MOKGWEETSI E.K. MASISI, Vice-President and Member of Parliament of Botswana, recalled that the Millennium Development Goals had clearly codified the global agenda, focusing on priority areas for meeting the needs of the world’s poorest. While significant progress had been made in recognizing those Goals, the sombre truth was that progress had been largely uneven across and within countries and regions. His country was proud of the tremendous strides it had made in the implementation of those Goals. However, poverty eradication, gender equality, the empowerment of women and girls, job creation, and equal access to health and other services remained high on the country’s national agenda. Botswana also welcomed the new development agenda, which represented a global vision for the sustained prosperity of humankind and the living planet, wherein universal peace and security would form the foundation for sustainable development across all nations.

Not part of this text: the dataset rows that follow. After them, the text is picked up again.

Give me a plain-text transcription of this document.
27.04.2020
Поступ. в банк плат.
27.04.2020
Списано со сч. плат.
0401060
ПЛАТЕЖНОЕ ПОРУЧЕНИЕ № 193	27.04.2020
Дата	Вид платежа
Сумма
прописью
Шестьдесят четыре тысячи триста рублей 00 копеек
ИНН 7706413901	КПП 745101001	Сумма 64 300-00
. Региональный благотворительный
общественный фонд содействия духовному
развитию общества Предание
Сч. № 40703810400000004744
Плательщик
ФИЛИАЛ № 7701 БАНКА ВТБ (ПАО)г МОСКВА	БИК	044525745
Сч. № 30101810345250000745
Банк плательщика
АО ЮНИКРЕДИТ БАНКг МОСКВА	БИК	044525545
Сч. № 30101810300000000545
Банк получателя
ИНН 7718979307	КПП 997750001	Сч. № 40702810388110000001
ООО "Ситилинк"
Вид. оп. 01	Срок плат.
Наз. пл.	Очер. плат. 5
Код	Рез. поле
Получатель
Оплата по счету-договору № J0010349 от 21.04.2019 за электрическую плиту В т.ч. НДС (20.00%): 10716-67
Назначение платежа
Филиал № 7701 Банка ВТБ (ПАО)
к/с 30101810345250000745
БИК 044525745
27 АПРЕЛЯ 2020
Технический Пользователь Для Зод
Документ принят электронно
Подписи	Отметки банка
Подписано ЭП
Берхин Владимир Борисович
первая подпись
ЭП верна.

Stressing that the need to adopt a universal, legally binding agreement on climate change at the Paris conference “could not be overemphasized”, he said climate change could lead to potentially catastrophic consequences if left unchecked. The world continued to witness a dangerous rise in sea levels, melting glaciers, severe decline in agricultural output, changing weather patterns and health challenges caused by changes in climatic conditions. Climate change also posed a serious security threat, displacing millions and condemning even greater numbers to subpar living conditions. Developing countries were hardest hit, with limited capacities to respond to those challenges. Particular focus on the new agenda should be given to countries in special situations, and very specific support provided as they built up their economies.
In particular, he said, landlocked developing countries would require substantial augmentation of their capacity to implement the new agenda. The same held true for middle-income countries like Botswana. Turning to the present refugee crisis, he said that conflict, political instability and poverty were the main push factors for migration from developing to developed countries, as evidenced by the thousands that continued to cross the Mediterranean into Europe in search of economic opportunities. It was wrong to blame any single country in Europe on its policy towards immigration, as every State had to assess its own ability to accommodate such an influx. It was not Europe’s fault that people were tragically drowning in the sea but that of the countries where the migrants originated.
He expressed concern about the serious threats to international peace and security in many parts of the world. “We are witnessing an alarming rise in instability, insecurity and violent conflict, causing untold devastation and human suffering,” he said, urging the international community to take “urgent and decisive action”. Some conflicts were introduced or exacerbated by the involvement of non-State actors and the emergence of terrorism. “In a world where borders are porous and nations evermore interdependent, threats to security in any region have consequences for us all,” he stressed in that regard. In Africa, the situations in Somalia, Libya and South Sudan, to name a few, remained of great concern. The African Union was actively engaged in efforts to resolve the conflicts, and Botswana hoped that lasting solutions could be found before there was any further loss of innocent life.